Gericht: Polizei-Bewerber auch mit Tätowierung zulassen

Für den Polizei-Dienst in der Hauptstadt nicht zugelassen wegen eines Tattoos? Das Oberverwaltungsgericht Berlin-Brandenburg hat jetzt einem abgelehnten Bewerber Recht gegeben, der allein wegen seiner Tätowierungen nicht mal in das Auswahlverfahren gekommen ist. Tätowierungen seien grundsätzlich kein Hinderungsgrund für die Einstellung in den Polizeidienst, teilte das Oberverwaltungsgericht am Montag zu seinem Beschluss mit (Beschluss vom 1. Februar 2019 - OVG 4 S 52.18).
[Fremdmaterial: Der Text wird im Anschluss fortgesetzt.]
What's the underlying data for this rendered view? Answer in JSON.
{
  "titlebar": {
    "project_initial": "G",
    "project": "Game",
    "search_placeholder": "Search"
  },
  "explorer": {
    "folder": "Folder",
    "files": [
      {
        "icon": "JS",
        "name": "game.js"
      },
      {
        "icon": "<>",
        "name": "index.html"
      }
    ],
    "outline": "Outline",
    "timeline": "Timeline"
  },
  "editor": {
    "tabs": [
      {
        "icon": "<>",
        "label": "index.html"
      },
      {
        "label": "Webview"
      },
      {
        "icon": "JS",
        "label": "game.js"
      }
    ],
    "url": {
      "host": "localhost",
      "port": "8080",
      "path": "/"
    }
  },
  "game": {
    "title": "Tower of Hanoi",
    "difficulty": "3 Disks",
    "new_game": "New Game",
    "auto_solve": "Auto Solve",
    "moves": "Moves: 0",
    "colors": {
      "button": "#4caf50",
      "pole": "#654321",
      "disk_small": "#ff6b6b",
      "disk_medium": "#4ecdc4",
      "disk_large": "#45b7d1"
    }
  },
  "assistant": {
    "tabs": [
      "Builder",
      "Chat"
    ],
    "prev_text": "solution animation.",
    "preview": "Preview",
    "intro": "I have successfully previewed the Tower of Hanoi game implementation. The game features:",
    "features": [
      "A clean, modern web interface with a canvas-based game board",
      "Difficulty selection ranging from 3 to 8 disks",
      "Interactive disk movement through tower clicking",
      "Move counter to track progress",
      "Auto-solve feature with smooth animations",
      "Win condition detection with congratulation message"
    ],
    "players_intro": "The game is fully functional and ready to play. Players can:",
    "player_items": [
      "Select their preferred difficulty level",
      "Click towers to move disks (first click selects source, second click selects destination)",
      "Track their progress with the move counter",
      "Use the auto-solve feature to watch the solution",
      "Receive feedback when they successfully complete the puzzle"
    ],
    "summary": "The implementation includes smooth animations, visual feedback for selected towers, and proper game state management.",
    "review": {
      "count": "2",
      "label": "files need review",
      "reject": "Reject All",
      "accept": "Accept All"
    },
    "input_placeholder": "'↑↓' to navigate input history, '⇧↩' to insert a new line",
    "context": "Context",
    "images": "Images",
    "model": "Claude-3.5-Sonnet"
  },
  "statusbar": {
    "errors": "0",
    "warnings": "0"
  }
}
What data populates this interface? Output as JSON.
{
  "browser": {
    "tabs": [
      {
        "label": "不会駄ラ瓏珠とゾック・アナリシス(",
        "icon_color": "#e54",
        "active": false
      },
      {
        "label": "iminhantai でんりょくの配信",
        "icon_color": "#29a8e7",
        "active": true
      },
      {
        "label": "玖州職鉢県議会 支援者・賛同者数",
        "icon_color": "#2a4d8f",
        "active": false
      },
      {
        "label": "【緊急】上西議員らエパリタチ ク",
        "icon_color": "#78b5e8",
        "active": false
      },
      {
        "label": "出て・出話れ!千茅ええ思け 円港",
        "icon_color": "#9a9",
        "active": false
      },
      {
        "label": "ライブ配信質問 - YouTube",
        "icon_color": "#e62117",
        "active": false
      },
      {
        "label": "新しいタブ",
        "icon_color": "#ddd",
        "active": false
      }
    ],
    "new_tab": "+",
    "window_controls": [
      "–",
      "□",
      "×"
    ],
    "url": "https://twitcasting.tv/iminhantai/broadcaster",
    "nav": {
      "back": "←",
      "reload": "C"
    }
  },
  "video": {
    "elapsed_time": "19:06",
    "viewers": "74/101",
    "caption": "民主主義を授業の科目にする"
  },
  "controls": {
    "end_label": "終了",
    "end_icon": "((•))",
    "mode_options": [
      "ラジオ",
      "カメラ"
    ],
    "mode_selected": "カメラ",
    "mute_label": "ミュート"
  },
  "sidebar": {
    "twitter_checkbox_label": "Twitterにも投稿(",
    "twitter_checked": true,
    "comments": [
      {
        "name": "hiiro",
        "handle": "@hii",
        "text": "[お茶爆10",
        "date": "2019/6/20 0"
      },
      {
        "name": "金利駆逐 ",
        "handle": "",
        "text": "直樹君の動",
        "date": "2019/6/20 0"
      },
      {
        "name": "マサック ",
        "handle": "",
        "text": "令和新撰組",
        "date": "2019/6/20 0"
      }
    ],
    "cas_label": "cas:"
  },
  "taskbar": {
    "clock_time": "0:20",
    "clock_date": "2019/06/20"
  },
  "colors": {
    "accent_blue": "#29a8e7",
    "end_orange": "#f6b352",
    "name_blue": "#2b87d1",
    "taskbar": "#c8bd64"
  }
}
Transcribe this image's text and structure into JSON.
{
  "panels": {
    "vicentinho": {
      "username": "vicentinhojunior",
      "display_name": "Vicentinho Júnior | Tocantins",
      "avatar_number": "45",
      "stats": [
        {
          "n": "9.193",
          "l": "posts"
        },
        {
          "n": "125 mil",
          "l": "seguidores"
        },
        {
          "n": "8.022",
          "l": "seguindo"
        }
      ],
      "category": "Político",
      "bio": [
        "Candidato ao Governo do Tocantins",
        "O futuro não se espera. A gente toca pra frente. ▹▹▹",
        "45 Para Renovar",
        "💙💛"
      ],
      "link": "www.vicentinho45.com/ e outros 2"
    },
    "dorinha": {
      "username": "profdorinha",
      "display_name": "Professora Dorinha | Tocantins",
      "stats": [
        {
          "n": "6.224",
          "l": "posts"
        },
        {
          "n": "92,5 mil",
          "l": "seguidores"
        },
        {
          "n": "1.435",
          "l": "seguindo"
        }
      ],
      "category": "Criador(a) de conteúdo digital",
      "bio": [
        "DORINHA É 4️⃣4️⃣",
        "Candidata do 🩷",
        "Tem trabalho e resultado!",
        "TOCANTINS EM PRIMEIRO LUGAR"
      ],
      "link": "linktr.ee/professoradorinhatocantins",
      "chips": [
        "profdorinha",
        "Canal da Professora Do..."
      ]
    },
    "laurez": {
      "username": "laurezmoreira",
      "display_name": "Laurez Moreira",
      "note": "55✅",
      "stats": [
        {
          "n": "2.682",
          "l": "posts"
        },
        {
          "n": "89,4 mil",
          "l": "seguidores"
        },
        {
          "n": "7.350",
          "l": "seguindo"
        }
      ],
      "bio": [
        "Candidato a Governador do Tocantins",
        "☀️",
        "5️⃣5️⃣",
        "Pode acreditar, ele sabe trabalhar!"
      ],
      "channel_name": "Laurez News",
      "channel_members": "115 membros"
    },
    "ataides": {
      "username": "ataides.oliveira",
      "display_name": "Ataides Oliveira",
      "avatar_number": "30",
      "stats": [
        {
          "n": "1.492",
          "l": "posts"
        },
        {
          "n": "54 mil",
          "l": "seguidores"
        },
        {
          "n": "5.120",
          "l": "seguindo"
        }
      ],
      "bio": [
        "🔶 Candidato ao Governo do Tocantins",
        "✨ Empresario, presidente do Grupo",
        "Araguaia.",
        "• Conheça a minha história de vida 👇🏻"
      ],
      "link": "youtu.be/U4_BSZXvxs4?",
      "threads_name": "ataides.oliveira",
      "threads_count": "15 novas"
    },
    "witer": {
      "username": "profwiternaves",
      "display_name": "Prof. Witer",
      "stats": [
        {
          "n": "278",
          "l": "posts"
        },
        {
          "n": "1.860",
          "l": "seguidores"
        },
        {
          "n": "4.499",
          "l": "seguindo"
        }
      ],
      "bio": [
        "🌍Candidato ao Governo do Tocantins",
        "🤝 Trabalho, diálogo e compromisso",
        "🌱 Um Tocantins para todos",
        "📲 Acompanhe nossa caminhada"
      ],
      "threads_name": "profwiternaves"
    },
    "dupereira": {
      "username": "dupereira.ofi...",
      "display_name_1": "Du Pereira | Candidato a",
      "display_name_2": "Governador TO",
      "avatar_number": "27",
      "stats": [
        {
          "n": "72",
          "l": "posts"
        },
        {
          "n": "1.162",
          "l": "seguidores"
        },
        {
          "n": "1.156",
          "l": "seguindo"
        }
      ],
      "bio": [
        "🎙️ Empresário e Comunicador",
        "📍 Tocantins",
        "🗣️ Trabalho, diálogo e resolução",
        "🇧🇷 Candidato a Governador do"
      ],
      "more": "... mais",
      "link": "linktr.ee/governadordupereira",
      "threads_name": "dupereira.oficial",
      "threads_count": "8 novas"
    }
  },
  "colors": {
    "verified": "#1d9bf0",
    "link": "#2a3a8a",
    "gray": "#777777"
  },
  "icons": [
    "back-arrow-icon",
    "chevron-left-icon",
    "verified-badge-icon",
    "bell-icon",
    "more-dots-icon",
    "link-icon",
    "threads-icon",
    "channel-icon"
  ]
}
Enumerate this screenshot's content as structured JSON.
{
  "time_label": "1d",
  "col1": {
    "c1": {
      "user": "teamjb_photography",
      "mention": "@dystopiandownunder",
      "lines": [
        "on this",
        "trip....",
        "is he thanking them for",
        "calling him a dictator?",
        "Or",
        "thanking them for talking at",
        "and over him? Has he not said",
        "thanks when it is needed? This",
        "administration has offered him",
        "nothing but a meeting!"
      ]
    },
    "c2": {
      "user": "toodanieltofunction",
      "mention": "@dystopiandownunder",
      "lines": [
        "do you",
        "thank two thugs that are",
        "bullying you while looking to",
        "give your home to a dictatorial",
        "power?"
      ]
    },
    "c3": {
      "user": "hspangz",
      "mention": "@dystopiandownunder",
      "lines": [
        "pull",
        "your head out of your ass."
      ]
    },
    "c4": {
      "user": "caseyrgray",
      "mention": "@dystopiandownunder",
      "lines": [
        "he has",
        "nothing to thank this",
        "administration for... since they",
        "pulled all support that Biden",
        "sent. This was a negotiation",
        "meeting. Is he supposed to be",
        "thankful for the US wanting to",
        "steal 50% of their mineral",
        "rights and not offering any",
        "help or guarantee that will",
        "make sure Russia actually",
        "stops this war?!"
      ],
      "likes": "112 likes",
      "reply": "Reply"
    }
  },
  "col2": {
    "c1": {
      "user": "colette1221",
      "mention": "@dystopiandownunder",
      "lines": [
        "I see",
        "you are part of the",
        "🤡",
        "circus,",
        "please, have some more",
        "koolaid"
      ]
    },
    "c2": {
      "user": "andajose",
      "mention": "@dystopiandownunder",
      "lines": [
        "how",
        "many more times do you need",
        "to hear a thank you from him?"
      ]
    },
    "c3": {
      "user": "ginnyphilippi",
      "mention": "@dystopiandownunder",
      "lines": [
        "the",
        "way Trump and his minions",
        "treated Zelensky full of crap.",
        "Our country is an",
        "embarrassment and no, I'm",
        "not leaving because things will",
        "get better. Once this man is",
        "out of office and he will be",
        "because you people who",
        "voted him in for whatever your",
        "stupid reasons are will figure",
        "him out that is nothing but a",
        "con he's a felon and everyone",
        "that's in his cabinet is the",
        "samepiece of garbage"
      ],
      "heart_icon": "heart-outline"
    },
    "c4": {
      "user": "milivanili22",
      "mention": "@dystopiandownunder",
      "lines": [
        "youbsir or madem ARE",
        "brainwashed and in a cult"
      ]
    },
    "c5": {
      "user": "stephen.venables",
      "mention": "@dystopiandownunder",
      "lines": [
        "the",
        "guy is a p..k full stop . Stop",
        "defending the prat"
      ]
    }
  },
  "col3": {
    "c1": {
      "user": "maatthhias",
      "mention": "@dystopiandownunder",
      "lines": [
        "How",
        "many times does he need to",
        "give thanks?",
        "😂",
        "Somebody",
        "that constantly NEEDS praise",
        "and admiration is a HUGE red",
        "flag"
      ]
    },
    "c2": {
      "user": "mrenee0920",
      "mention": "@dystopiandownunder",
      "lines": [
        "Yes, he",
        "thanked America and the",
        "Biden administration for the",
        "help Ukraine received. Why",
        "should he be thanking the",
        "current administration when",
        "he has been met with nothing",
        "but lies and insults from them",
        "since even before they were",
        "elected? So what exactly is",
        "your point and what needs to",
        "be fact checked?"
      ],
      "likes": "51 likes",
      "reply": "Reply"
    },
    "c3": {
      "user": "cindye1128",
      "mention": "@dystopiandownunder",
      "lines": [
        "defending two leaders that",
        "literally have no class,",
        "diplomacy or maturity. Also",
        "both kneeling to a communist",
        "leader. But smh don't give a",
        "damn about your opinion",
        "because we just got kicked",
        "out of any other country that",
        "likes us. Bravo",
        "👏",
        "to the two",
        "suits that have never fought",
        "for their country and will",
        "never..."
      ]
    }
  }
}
Die Polizei hatte laut Gericht bei dem Mann großflächige Frauenköpfe von «La Catrina» beanstandet, die beim Tragen der Sommeruniform sichtbar gewesen wären. Catrina gilt in Mexiko als ein Symbol für den Tag des Todes.
Ob die Tätowierungen in der Bevölkerung als bedrohlich wahrgenommen werden, könne nicht von der Polizeibehörde beurteilt werden, urteilte das Gericht. Damit folgte es einem Urteil des Bundesverwaltungsgerichts vom 17. November 2017. Danach sind Tätowierungen bei jungen Menschen weit verbreitet und «in der Mitte der Bevölkerung angekommen».
Der Gesetzgeber in Berlin müsse deshalb regeln, ob Tätowierungen mit den Anforderungen an Polizisten und den Erwartungen der Bevölkerung vereinbar seien, hieß es im Beschluss. Die Behörde dürfe Bewerber nur ablehnen, wenn es wegen der Tätowierungen Zweifel gibt, dass die Bewerber für die freiheitlich demokratische Grundordnung eintreten.